L’appel et la motivation sont clairs : « Les petites salles, bars-concerts et bistrots constituent un terreau fertile, un circuit court pour la culture vivante, des emplois, une visibilité pour nos territoires et nos créations dans le monde. Bref, un véritable service public. Leur intérêt est de rendre la musique accessible à tous, d’offrir aux artistes et aux spectateurs un cadre festif et convivial, un lien social. Les bars-concerts demandent juste de pouvoir continuer à travailler, une législation plus souple que les contraintes additionnées au fil des ans.

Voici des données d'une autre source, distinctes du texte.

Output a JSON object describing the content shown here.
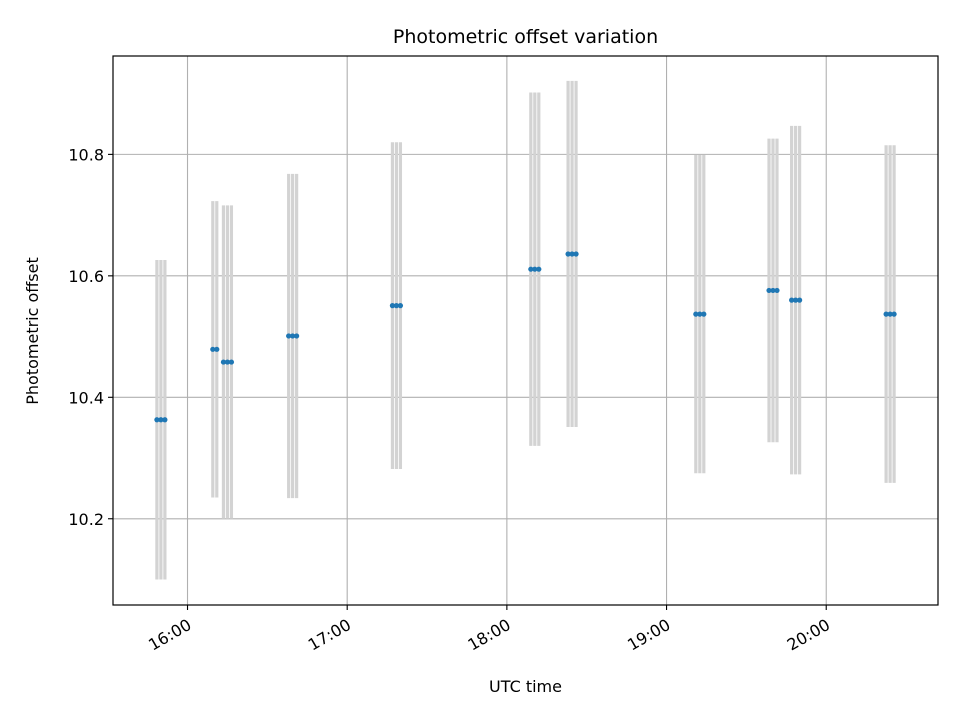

Il faut protéger ces lieux aussi fragiles qu’indispensables… »
Un lanceur d’alerte
C’est dans le café de son grand-père dans un village près de Mayenne qu’est née cette connaissance intime de ces lieux culturels de proximité qu’il sait capter aussi bien par la photographie que par ses romans : « Pousser la porte d’un bistrot, c’est entrer dans un univers, celui de la femme ou de l’homme qui y vit, une paradoxale intimité publique. »
Le bistrot des copains après l’école, les rendez-vous étudiants, les brasseries, les voyages dans des pays
où le salon de thé est un espace accessible à tous,
où étrangers et voyageurs peuvent croiser un peuple.
Ces lieux nous offrent une seconde maison, un port d’attache.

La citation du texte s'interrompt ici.